- Specialty: Speech language pathology

= Paragrammatism =

Paragrammatism is the inability to form grammatically correct sentences, found in certain forms of speech disturbance. It is characteristic of fluent aphasia, and most commonly receptive aphasia. Paragrammatism is sometimes called "extended paraphasia," although it is different from paraphasia. Paragrammatism is roughly synonymous with "word salad," which concerns the semantic coherence of speech rather than its production.

==Cause==
Huber assumes a disturbance of the sequential organization of sentences as the cause of the syntactic errors (1981:3). Most practitioners regard paragrammatism as the morphosyntactic "leitsymptom" of receptive aphasia.

However, ever since the introduction of the term paragrammatism some students have pointed out that paragrammatic and agrammatic phenomena, which in classical theory form part of Broca's aphasia, may co-occur in a patient.

==History==
Since Kleist introduced the term in 1916, paragrammatism has denoted a disordered mode of expression characterized by confused and erroneous word order, syntactic structure or grammatical morphology.
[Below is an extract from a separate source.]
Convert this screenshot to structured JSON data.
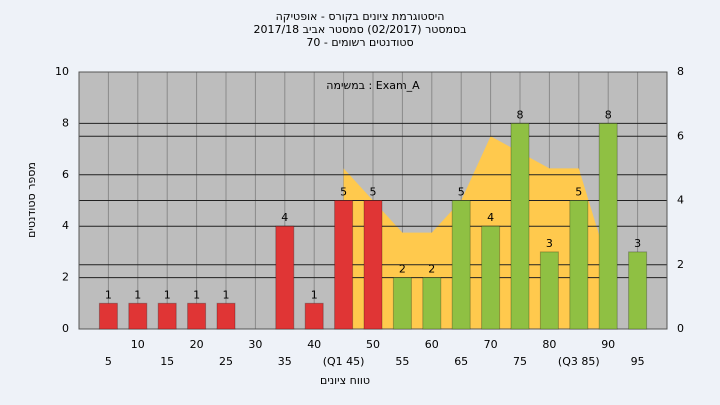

Most researchers suppose that the faulty syntactic structure (blends, contaminations, break-offs) results from a disturbance of the syntactic plan of the utterance.

In non-fluent aphasia, oral expression is often agrammatic, i.e. grammatically incomplete or incorrect. By contrast, expression in fluent aphasia usually appears grammatical, albeit with disruptions in content. Despite this persistent impression, errors of sentence structure and morphology occur in fluent aphasia, although they take the form of substitutions rather than omissions.